«Тогда возникает в твоей пустой голове вопрос: зачем ты привел сюда Самойлову? Может, ты хотел полюбить ее, как тогда, в молодости, а потом струсил? Одно дело любить молодую, никем не тронутую аспирантку, и совсем другое – страстную сорокалетнюю даму. Скажи правду, испугался?».
– Ей лет тридцать, тридцать пять, – механически возразил Гарик.
«Пусть будет тридцать, – быстро согласился голос. – Это ничего не меняет. Ей нужен молодой, сильный мужик, от которого она бы сходила с ума каждую ночь, а ты на такие подвиги уже не способен. От тебя собственная жена сбежала к Старкову».
– Никуда она не сбегала! Старков насильно удерживал Ирину в ЗАГСе. Если б я не опоздал, то ничего бы не случилось.
«Блажен, кто верует, – расхохотался голос. – Я только одно не пойму, если ты не боишься сорокалетних дам, то почему бежишь от Веры? Она говорит, что воспитывает твоих детей. А может, ты ее считаешь ведьмой?».
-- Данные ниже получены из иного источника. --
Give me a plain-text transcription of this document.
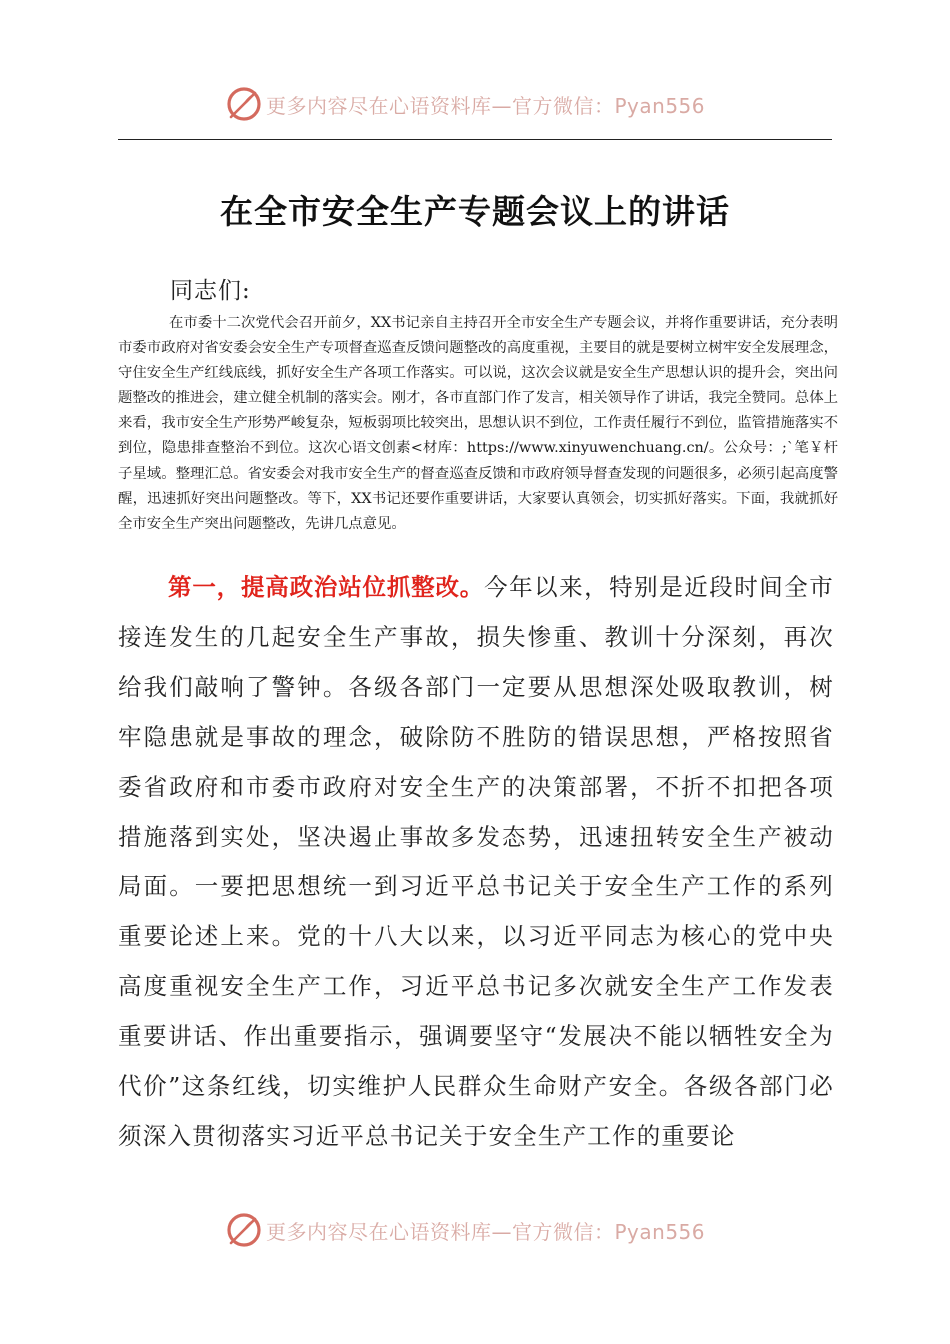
更多内容尽在心语资料库—官方微信：Pyan556
在全市安全生产专题会议上的讲话
同志们:

在市委十二次党代会召开前夕，XX书记亲自主持召开全市安全生产专题会议，并将作重要讲话，充分表明市委市政府对省安委会安全生产专项督查巡查反馈问题整改的高度重视，主要目的就是要树立树牢安全发展理念，守住安全生产红线底线，抓好安全生产各项工作落实。可以说，这次会议就是安全生产思想认识的提升会，突出问题整改的推进会，建立健全机制的落实会。刚才，各市直部门作了发言，相关领导作了讲话，我完全赞同。总体上来看，我市安全生产形势严峻复杂，短板弱项比较突出，思想认识不到位，工作责任履行不到位，监管措施落实不到位，隐患排查整治不到位。这次心语文创素<材库：https://www.xinyuwenchuang.cn/。公众号：;`笔￥杆子星域。整理汇总。省安委会对我市安全生产的督查巡查反馈和市政府领导督查发现的问题很多，必须引起高度警醒，迅速抓好突出问题整改。等下，XX书记还要作重要讲话，大家要认真领会，切实抓好落实。下面，我就抓好全市安全生产突出问题整改，先讲几点意见。

第一，提高政治站位抓整改。今年以来，特别是近段时间全市接连发生的几起安全生产事故，损失惨重、教训十分深刻，再次给我们敲响了警钟。各级各部门一定要从思想深处吸取教训，树牢隐患就是事故的理念，破除防不胜防的错误思想，严格按照省委省政府和市委市政府对安全生产的决策部署，不折不扣把各项措施落到实处，坚决遏止事故多发态势，迅速扭转安全生产被动局面。一要把思想统一到习近平总书记关于安全生产工作的系列重要论述上来。党的十八大以来，以习近平同志为核心的党中央高度重视安全生产工作，习近平总书记多次就安全生产工作发表重要讲话、作出重要指示，强调要坚守“发展决不能以牺牲安全为代价”这条红线，切实维护人民群众生命财产安全。各级各部门必须深入贯彻落实习近平总书记关于安全生产工作的重要论

更多内容尽在心语资料库—官方微信：Pyan556
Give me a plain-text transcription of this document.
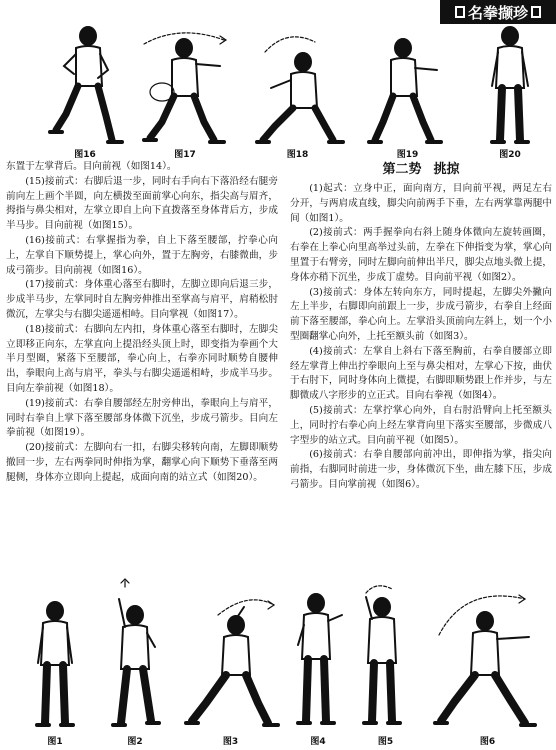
名拳撷珍
图16	图17	图18	图19	图20

东置于左掌背后。目向前视（如图14）。

(15)接前式：右脚后退一步，同时右手向右下落沿经右腿旁前向左上画个半圆，向左横拨至面前掌心向东，指尖高与眉齐，拇指与鼻尖相对，左掌立即自上向下直拨落至身体背后方，步成半马步。目向前视（如图15）。

(16)接前式：右掌握指为拳，自上下落至腰部，拧拳心向上，左掌自下顺势提上，掌心向外，置于左胸旁，右膝微曲，步成弓箭步。目向前视（如图16）。

(17)接前式：身体重心落至右脚时，左脚立即向后退三步，步成半马步，左掌同时自左胸旁伸推出至掌高与肩平，肩稍松肘微沉，左掌尖与右脚尖遥遥相峙。目向掌视（如图17）。

(18)接前式：右脚向左内扣，身体重心落至右脚时，左脚尖立即移正向东，左掌直向上提沿经头顶上时，即变指为拳画个大半月型圈，紧落下至腰部，拳心向上，右拳亦同时顺势自腰伸出，拳眼向上高与肩平，拳头与右脚尖遥遥相峙，步成半马步。目向左拳前视（如图18）。

(19)接前式：右拳自腰部经左肘旁伸出，拳眼向上与肩平，同时右拳自上掌下落至腰部身体微下沉坐，步成弓箭步。目向左拳前视（如图19）。

(20)接前式：左脚向右一扣，右脚尖移转向南，左脚即顺势撤回一步，左右两拳同时伸指为掌，翻掌心向下顺势下垂落至两腿侧，身体亦立即向上提起，成面向南的站立式（如图20）。

第二势 挑掠

(1)起式：立身中正，面向南方，目向前平视，两足左右分开，与两肩成直线，脚尖向前两手下垂，左右两掌靠两腿中间（如图1）。

(2)接前式：两手握拳向右斜上随身体微向左旋转画圈，右拳在上拳心向里高举过头前，左拳在下伸指变为掌，掌心向里置于右臂旁，同时左脚向前伸出半尺，脚尖点地头微上提，身体亦稍下沉坐，步成丁虚势。目向前平视（如图2）。

(3)接前式：身体左转向东方，同时提起，左脚尖外撇向左上半步，右脚即向前跟上一步，步成弓箭步，右拳自上经面前下落至腰部，拳心向上。左掌沿头顶前向左斜上，划一个小型圈翻掌心向外，上托至额头前（如图3）。

(4)接前式：左掌自上斜右下落至胸前，右拳自腰部立即经左掌背上伸出拧拳眼向上至与鼻尖相对，左掌心下按，曲伏于右肘下，同时身体向上微提，右脚即顺势跟上作并步，与左脚微成八字形步的立正式。目向右拳视（如图4）。

(5)接前式：左掌拧掌心向外，自右肘沿臂向上托至额头上，同时拧右拳心向上经左掌背向里下落实至腰部，步微成八字型步的站立式。目向前平视（如图5）。

(6)接前式：右拳自腰部向前冲出，即伸指为掌，指尖向前指，右脚同时前进一步，身体微沉下坐，曲左膝下压，步成弓箭步。目向掌前视（如图6）。

图1	图2	图3	图4	图5	图6
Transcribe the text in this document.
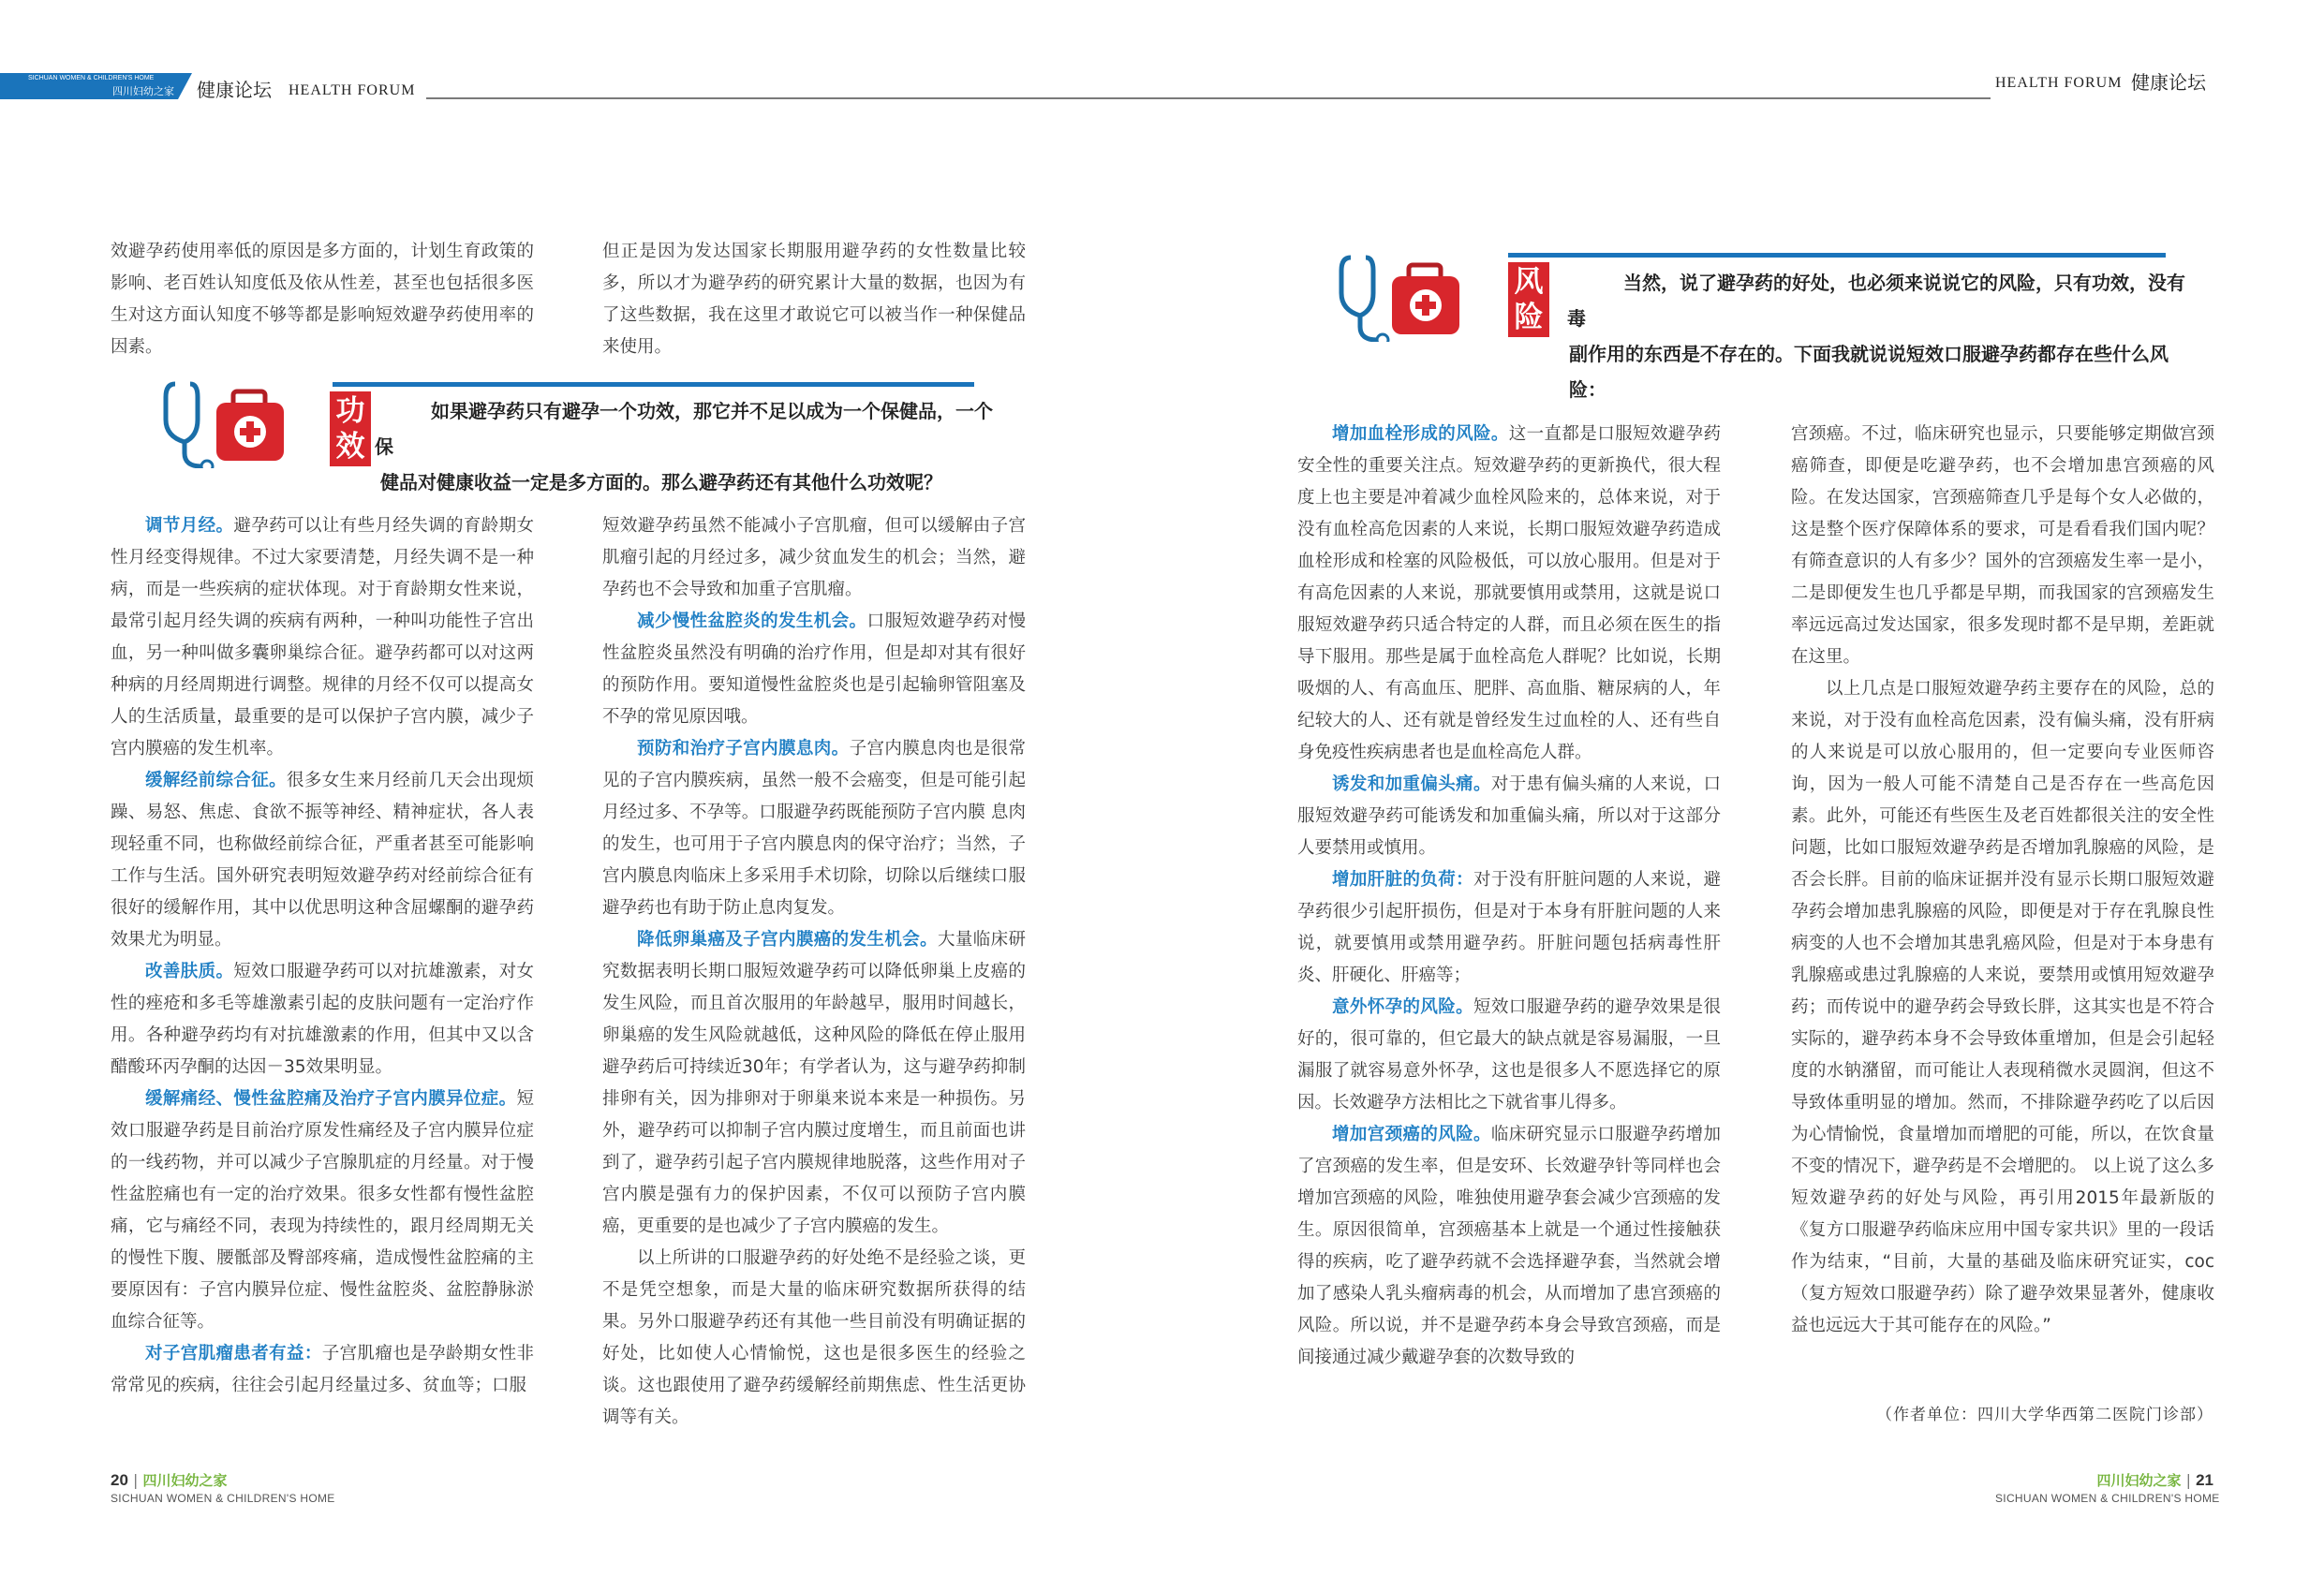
SICHUAN WOMEN & CHILDREN'S HOME
四川妇幼之家 健康论坛 HEALTH FORUM	HEALTH FORUM 健康论坛

效避孕药使用率低的原因是多方面的，计划生育政策的影响、老百姓认知度低及依从性差，甚至也包括很多医生对这方面认知度不够等都是影响短效避孕药使用率的因素。

但正是因为发达国家长期服用避孕药的女性数量比较多，所以才为避孕药的研究累计大量的数据，也因为有了这些数据，我在这里才敢说它可以被当作一种保健品来使用。

功
效
如果避孕药只有避孕一个功效，那它并不足以成为一个保健品，一个保
健品对健康收益一定是多方面的。那么避孕药还有其他什么功效呢？

调节月经。避孕药可以让有些月经失调的育龄期女性月经变得规律。不过大家要清楚，月经失调不是一种病，而是一些疾病的症状体现。对于育龄期女性来说，最常引起月经失调的疾病有两种，一种叫功能性子宫出血，另一种叫做多囊卵巢综合征。避孕药都可以对这两种病的月经周期进行调整。规律的月经不仅可以提高女人的生活质量，最重要的是可以保护子宫内膜，减少子宫内膜癌的发生机率。

缓解经前综合征。很多女生来月经前几天会出现烦躁、易怒、焦虑、食欲不振等神经、精神症状，各人表现轻重不同，也称做经前综合征，严重者甚至可能影响工作与生活。国外研究表明短效避孕药对经前综合征有很好的缓解作用，其中以优思明这种含屈螺酮的避孕药效果尤为明显。

改善肤质。短效口服避孕药可以对抗雄激素，对女性的痤疮和多毛等雄激素引起的皮肤问题有一定治疗作用。各种避孕药均有对抗雄激素的作用，但其中又以含醋酸环丙孕酮的达因－35效果明显。

缓解痛经、慢性盆腔痛及治疗子宫内膜异位症。短效口服避孕药是目前治疗原发性痛经及子宫内膜异位症的一线药物，并可以减少子宫腺肌症的月经量。对于慢性盆腔痛也有一定的治疗效果。很多女性都有慢性盆腔痛，它与痛经不同，表现为持续性的，跟月经周期无关的慢性下腹、腰骶部及臀部疼痛，造成慢性盆腔痛的主要原因有：子宫内膜异位症、慢性盆腔炎、盆腔静脉淤血综合征等。

对子宫肌瘤患者有益：子宫肌瘤也是孕龄期女性非常常见的疾病，往往会引起月经量过多、贫血等；口服

短效避孕药虽然不能减小子宫肌瘤，但可以缓解由子宫肌瘤引起的月经过多，减少贫血发生的机会；当然，避孕药也不会导致和加重子宫肌瘤。

减少慢性盆腔炎的发生机会。口服短效避孕药对慢性盆腔炎虽然没有明确的治疗作用，但是却对其有很好的预防作用。要知道慢性盆腔炎也是引起输卵管阻塞及不孕的常见原因哦。

预防和治疗子宫内膜息肉。子宫内膜息肉也是很常见的子宫内膜疾病，虽然一般不会癌变，但是可能引起月经过多、不孕等。口服避孕药既能预防子宫内膜 息肉的发生，也可用于子宫内膜息肉的保守治疗；当然，子宫内膜息肉临床上多采用手术切除，切除以后继续口服避孕药也有助于防止息肉复发。

降低卵巢癌及子宫内膜癌的发生机会。大量临床研究数据表明长期口服短效避孕药可以降低卵巢上皮癌的发生风险，而且首次服用的年龄越早，服用时间越长，卵巢癌的发生风险就越低，这种风险的降低在停止服用避孕药后可持续近30年；有学者认为，这与避孕药抑制排卵有关，因为排卵对于卵巢来说本来是一种损伤。另外，避孕药可以抑制子宫内膜过度增生，而且前面也讲到了，避孕药引起子宫内膜规律地脱落，这些作用对子宫内膜是强有力的保护因素，不仅可以预防子宫内膜癌，更重要的是也减少了子宫内膜癌的发生。

以上所讲的口服避孕药的好处绝不是经验之谈，更不是凭空想象，而是大量的临床研究数据所获得的结果。另外口服避孕药还有其他一些目前没有明确证据的好处，比如使人心情愉悦，这也是很多医生的经验之谈。这也跟使用了避孕药缓解经前期焦虑、性生活更协调等有关。

20 | 四川妇幼之家
SICHUAN WOMEN & CHILDREN'S HOME
风
险
当然，说了避孕药的好处，也必须来说说它的风险，只有功效，没有毒
副作用的东西是不存在的。下面我就说说短效口服避孕药都存在些什么风险：

增加血栓形成的风险。这一直都是口服短效避孕药安全性的重要关注点。短效避孕药的更新换代，很大程度上也主要是冲着减少血栓风险来的，总体来说，对于没有血栓高危因素的人来说，长期口服短效避孕药造成血栓形成和栓塞的风险极低，可以放心服用。但是对于有高危因素的人来说，那就要慎用或禁用，这就是说口服短效避孕药只适合特定的人群，而且必须在医生的指导下服用。那些是属于血栓高危人群呢？比如说，长期吸烟的人、有高血压、肥胖、高血脂、糖尿病的人，年纪较大的人、还有就是曾经发生过血栓的人、还有些自身免疫性疾病患者也是血栓高危人群。

诱发和加重偏头痛。对于患有偏头痛的人来说，口服短效避孕药可能诱发和加重偏头痛，所以对于这部分人要禁用或慎用。

增加肝脏的负荷：对于没有肝脏问题的人来说，避孕药很少引起肝损伤，但是对于本身有肝脏问题的人来说，就要慎用或禁用避孕药。肝脏问题包括病毒性肝炎、肝硬化、肝癌等；

意外怀孕的风险。短效口服避孕药的避孕效果是很好的，很可靠的，但它最大的缺点就是容易漏服，一旦漏服了就容易意外怀孕，这也是很多人不愿选择它的原因。长效避孕方法相比之下就省事儿得多。

增加宫颈癌的风险。临床研究显示口服避孕药增加了宫颈癌的发生率，但是安环、长效避孕针等同样也会增加宫颈癌的风险，唯独使用避孕套会减少宫颈癌的发生。原因很简单，宫颈癌基本上就是一个通过性接触获得的疾病，吃了避孕药就不会选择避孕套，当然就会增加了感染人乳头瘤病毒的机会，从而增加了患宫颈癌的风险。所以说，并不是避孕药本身会导致宫颈癌，而是间接通过减少戴避孕套的次数导致的

宫颈癌。不过，临床研究也显示，只要能够定期做宫颈癌筛查，即便是吃避孕药，也不会增加患宫颈癌的风险。在发达国家，宫颈癌筛查几乎是每个女人必做的，这是整个医疗保障体系的要求，可是看看我们国内呢？有筛查意识的人有多少？国外的宫颈癌发生率一是小，二是即便发生也几乎都是早期，而我国家的宫颈癌发生率远远高过发达国家，很多发现时都不是早期，差距就在这里。

以上几点是口服短效避孕药主要存在的风险，总的来说，对于没有血栓高危因素，没有偏头痛，没有肝病的人来说是可以放心服用的，但一定要向专业医师咨询，因为一般人可能不清楚自己是否存在一些高危因素。此外，可能还有些医生及老百姓都很关注的安全性问题，比如口服短效避孕药是否增加乳腺癌的风险，是否会长胖。目前的临床证据并没有显示长期口服短效避孕药会增加患乳腺癌的风险，即便是对于存在乳腺良性病变的人也不会增加其患乳癌风险，但是对于本身患有乳腺癌或患过乳腺癌的人来说，要禁用或慎用短效避孕药；而传说中的避孕药会导致长胖，这其实也是不符合实际的，避孕药本身不会导致体重增加，但是会引起轻度的水钠潴留，而可能让人表现稍微水灵圆润，但这不导致体重明显的增加。然而，不排除避孕药吃了以后因为心情愉悦，食量增加而增肥的可能，所以，在饮食量不变的情况下，避孕药是不会增肥的。 以上说了这么多短效避孕药的好处与风险，再引用2015年最新版的《复方口服避孕药临床应用中国专家共识》里的一段话作为结束，“目前，大量的基础及临床研究证实，coc（复方短效口服避孕药）除了避孕效果显著外，健康收益也远远大于其可能存在的风险。”

（作者单位：四川大学华西第二医院门诊部）
四川妇幼之家 | 21
SICHUAN WOMEN & CHILDREN'S HOME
– Какая из нее ведьма!? На Патриарших прудах она предлагала мне начать жизнь с чистого листа, – неуверенно возразил Барский.
«Лучшего места для объяснения в любви с ведьмой в Москве не сыскать!» – расхохотался голос.
– Она не ведьма, она – женщина, врач, психолог, и на ней был маскарадный костюм из «Детского мира».
«Ну, если она не ведьма, то тебе надо вернуться к ней и от души полюбить, как тогда в Казантипе».
– У тебя одно на уме, глюк позорный, – повысил голос Барский.
«У меня на уме то же, что и у твоей Веры, и всех женщин Казантипа, – возразил голос. – Ты бы хоть раз в жизни послушал, о чем они думают. Это же кошмар, ужас! Да они каждого мужика примеряют к своей постели».
– Все, у тебя крыша поехала, – возмутился Гарик. – Вали отсюда, пока жив. Мне такое второе «Я» больше не нужно!
«Странный ты человек. Я тебе помочь хотел. Мысли оживил на два голоса, чтобы все стало на свои места. А ты грозишь мне, ругаешь!».
После этих слов в голове наступила мертвая тишина. Мужской голос исчез, и Гарик уже сам продолжил искать выход из создавшегося положения.
Писатель, стараясь не шуметь, прошел по крыше на противоположную сторону дома и, присев возле пожарной лестницы, достал из кармана рюкзака седой мужской парик и вылинявшую старую штормовку. В таких куртках горные вершины туристы покоряли лет двадцать назад. Абалаковский рюкзак из-за пишущей машинки казался огромным.
– Черт, я из-за этой «Москвы» чуть не убился, – неожиданно осенило Барского. – Я же вначале собирался на такси ехать, вот и сунул ее в рюкзак, а когда прыгнул, она меня и потащила вниз.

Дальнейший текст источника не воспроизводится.